Não existe comprovação ampla de que o Japão praticava isso oficialmente.

Muitos especialistas acreditam que:

  • parte da narrativa é folclore;

  • parte é exagero moral;

  • parte é metáfora budista;

  • parte é crítica social;

  • parte é literatura popular.

Mas existem registros históricos de abandono de idosos em situações extremas de fome em diversas culturas do mundo.

Então o ubasute provavelmente nasce da mistura entre:

  • tragédias reais;

  • medo coletivo;

  • pobreza extrema;

  • simbolismo religioso;

  • tradição oral.

Ou seja:
mesmo que não tenha sido comum…

o fato de o Japão preservar essa lenda por séculos diz muito sobre os medos da sociedade japonesa.


⛩️ O JAPÃO TEM UMA RELAÇÃO MUITO DIFERENTE COM MEMÓRIA E LEGADO

No Ocidente, o “novo” normalmente é celebrado.

No Japão…
o antigo pode ser sagrado.

Espadas herdadas.
Templos milenares.
Cerimônias preservadas.
Caligrafias ancestrais.
Famílias tradicionais.
Artes mantidas por gerações.

E curiosamente…

o Japão moderno também virou um dos países mais dependentes de sistemas legados do planeta.

Isso não é coincidência cultural.

A sociedade japonesa frequentemente prioriza:

  • estabilidade;

  • continuidade;

  • precisão;

  • confiança;

  • preservação.

Exatamente os mesmos princípios que fizeram o mainframe sobreviver por décadas.
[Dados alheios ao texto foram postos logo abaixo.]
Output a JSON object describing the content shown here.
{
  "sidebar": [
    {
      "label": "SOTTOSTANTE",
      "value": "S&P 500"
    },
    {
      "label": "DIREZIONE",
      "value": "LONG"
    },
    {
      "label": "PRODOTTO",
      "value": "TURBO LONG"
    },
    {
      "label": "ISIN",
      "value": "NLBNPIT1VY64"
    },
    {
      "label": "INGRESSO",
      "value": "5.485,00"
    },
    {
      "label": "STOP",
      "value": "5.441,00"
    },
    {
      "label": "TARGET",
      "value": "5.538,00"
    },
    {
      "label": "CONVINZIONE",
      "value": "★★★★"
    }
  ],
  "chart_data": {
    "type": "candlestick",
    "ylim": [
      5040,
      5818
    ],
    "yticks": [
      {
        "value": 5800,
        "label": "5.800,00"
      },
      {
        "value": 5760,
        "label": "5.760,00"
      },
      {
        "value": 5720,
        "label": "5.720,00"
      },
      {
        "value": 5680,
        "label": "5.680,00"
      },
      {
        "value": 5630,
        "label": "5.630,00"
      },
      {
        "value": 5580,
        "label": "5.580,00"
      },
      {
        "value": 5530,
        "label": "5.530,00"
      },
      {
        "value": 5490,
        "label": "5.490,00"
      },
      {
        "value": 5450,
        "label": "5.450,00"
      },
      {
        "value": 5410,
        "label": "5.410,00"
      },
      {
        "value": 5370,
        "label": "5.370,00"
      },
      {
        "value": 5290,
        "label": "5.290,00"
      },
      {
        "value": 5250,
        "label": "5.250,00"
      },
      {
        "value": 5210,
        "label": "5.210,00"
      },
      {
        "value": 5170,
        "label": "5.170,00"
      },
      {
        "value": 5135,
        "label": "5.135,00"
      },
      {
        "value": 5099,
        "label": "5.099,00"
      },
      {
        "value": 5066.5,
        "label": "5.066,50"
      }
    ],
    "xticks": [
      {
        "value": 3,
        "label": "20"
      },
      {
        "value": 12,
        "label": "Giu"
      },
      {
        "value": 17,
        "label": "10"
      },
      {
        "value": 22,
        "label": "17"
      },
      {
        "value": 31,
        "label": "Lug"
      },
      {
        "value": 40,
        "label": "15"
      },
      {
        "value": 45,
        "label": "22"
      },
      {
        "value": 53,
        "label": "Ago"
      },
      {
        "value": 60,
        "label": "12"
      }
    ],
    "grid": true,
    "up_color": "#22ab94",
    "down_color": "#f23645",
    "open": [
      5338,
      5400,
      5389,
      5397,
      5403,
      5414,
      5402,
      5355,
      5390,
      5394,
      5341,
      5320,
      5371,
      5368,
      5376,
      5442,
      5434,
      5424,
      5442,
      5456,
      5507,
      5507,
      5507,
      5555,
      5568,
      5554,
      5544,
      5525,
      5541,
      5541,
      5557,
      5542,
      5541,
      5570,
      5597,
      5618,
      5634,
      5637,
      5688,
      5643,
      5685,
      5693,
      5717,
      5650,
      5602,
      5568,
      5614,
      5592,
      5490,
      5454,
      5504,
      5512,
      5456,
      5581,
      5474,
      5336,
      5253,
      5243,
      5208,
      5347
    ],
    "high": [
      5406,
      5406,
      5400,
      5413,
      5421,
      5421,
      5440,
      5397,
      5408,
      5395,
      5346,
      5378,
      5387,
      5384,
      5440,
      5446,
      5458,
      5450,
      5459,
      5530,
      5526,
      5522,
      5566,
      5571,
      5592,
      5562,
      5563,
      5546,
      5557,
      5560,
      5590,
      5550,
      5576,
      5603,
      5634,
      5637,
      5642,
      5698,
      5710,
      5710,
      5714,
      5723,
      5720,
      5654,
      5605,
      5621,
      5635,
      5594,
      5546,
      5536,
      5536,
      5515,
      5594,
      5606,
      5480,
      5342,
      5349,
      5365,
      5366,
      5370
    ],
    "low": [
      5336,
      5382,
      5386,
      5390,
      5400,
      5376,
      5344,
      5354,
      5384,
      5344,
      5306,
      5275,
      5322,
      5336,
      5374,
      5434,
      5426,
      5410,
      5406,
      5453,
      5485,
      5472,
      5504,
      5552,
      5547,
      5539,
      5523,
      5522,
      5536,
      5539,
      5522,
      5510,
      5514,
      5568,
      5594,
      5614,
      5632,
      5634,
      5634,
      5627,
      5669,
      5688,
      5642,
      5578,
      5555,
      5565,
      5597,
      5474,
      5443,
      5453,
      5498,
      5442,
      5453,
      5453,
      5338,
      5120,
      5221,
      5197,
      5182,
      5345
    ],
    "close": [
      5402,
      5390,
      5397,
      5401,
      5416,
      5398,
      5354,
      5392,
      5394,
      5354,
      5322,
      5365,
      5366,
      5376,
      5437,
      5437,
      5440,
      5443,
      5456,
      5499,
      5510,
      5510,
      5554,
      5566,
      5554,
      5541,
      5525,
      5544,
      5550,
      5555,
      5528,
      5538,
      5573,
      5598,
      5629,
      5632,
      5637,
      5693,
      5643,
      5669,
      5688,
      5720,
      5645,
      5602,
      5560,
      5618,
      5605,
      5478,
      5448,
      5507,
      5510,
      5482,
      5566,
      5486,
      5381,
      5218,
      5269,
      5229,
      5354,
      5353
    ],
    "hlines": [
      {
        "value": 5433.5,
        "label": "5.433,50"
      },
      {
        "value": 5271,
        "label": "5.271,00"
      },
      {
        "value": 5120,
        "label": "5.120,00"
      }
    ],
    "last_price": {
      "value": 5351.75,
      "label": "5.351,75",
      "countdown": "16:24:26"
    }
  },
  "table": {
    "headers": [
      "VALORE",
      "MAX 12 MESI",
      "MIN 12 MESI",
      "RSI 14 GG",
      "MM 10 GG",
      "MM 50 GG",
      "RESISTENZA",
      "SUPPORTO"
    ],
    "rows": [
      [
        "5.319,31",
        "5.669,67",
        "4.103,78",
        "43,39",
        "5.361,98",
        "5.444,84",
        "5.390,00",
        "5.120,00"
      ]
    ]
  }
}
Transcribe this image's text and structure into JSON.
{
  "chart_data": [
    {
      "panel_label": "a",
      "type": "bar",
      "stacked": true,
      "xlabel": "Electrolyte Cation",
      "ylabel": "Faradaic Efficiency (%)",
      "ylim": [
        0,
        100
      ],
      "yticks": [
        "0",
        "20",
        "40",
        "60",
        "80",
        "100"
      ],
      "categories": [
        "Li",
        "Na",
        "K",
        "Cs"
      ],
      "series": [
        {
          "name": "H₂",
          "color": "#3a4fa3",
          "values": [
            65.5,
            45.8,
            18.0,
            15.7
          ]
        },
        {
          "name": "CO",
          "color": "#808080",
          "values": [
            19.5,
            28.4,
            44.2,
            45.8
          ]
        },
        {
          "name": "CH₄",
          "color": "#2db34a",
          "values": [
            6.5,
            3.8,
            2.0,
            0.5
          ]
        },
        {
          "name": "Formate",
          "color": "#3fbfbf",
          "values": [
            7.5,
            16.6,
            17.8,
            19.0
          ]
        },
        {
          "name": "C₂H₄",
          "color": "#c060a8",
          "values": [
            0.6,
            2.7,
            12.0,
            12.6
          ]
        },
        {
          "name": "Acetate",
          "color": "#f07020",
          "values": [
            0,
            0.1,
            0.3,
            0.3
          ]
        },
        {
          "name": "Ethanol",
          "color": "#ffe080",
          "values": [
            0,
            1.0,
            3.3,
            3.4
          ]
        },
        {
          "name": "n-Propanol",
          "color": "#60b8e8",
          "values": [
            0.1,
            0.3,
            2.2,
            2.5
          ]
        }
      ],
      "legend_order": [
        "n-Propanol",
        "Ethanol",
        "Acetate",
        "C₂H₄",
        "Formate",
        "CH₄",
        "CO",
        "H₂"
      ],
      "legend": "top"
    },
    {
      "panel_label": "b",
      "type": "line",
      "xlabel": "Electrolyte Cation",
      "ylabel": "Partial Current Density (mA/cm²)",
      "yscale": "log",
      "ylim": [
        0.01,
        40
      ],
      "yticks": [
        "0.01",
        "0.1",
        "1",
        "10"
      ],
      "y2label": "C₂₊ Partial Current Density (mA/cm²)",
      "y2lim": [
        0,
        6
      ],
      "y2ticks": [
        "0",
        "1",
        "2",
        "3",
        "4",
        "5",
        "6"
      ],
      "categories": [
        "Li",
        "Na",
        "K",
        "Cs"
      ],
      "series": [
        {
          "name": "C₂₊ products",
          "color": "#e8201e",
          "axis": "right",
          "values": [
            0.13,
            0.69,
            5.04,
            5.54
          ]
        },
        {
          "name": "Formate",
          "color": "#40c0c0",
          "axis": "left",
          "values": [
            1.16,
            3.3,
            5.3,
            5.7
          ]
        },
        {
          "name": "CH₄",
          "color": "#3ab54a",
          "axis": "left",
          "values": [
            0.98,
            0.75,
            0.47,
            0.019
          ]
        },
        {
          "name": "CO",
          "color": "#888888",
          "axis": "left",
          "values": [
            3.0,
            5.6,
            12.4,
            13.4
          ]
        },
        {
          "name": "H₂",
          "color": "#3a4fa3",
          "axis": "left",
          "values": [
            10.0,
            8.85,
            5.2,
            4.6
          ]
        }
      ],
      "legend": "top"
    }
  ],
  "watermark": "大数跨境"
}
🖥️ MAINFRAME: O “IDOSO” QUE A INTERNET NÃO CONSEGUIU MATAR

Existe uma ironia fantástica aqui.

Durante anos, a tecnologia mainstream tratou o mainframe como:

  • velho;

  • ultrapassado;

  • condenado;

  • antiquado.

Mas quando o volume global explodiu…
quem aguentou?

O legado.

Enquanto startups caíam por overload…
o z/OS continuava processando milhões de transações silenciosamente.

Enquanto APIs modernas quebravam…
o COBOL seguia firme.

Enquanto ambientes distribuídos enfrentavam caos operacional…
o mainframe mantinha consistência transacional absurda.

O mundo inteiro descobriu algo que a mãe da lenda já sabia:

experiência acumulada tem valor invisível.


🎎 UBASUTEYAMA VIROU CINEMA, TEATRO E TERROR PSICOLÓGICO

A lenda inspirou:

  • filmes japoneses;

  • peças tradicionais;

  • contos budistas;

  • mangás;

  • dramas históricos;

  • terror psicológico.

O exemplo mais famoso é:

“A Balada de Narayama”

Romance adaptado para cinema mostrando uma aldeia onde idosos aos 70 anos eram levados à montanha para morrer.

O filme é brutal.
Silencioso.
Frio.
Humano.

E funciona quase como um dump emocional da miséria humana.

Nada de monstros sobrenaturais.
O verdadeiro horror é social.


☕ O QUE UBASUTE ENSINA PARA O MUNDO DA TECNOLOGIA?

Talvez a maior lição dessa lenda seja simples:

descartar conhecimento é perigoso.

Toda empresa corre risco quando:

  • ignora veteranos;

  • despreza legado;

  • abandona documentação;

  • substitui experiência por hype;

  • trata estabilidade como “coisa velha”.

Porque infraestrutura crítica não sobrevive só de inovação.

Ela sobrevive de:

  • memória operacional;

  • disciplina;

  • engenharia;

  • continuidade;

  • experiência acumulada.

Exatamente como o ecossistema mainframe.


🏯 O VERDADEIRO FANTASMA DE UBASUTE

No fim…
a montanha nunca foi sobre idosos.

A montanha representa o medo humano de perder relevância.

E talvez por isso essa história continue tão poderosa mil anos depois.

Porque no fundo:

  • empresas fazem isso com tecnologias;

  • sociedades fazem isso com pessoas;

  • gerações fazem isso com conhecimento;

  • e o mundo moderno faz isso diariamente com tudo que considera “antigo”.

Mas às vezes…

o legado que parece pesado demais para carregar…
é justamente aquilo que impede a civilização de se perder no caminho de volta para casa.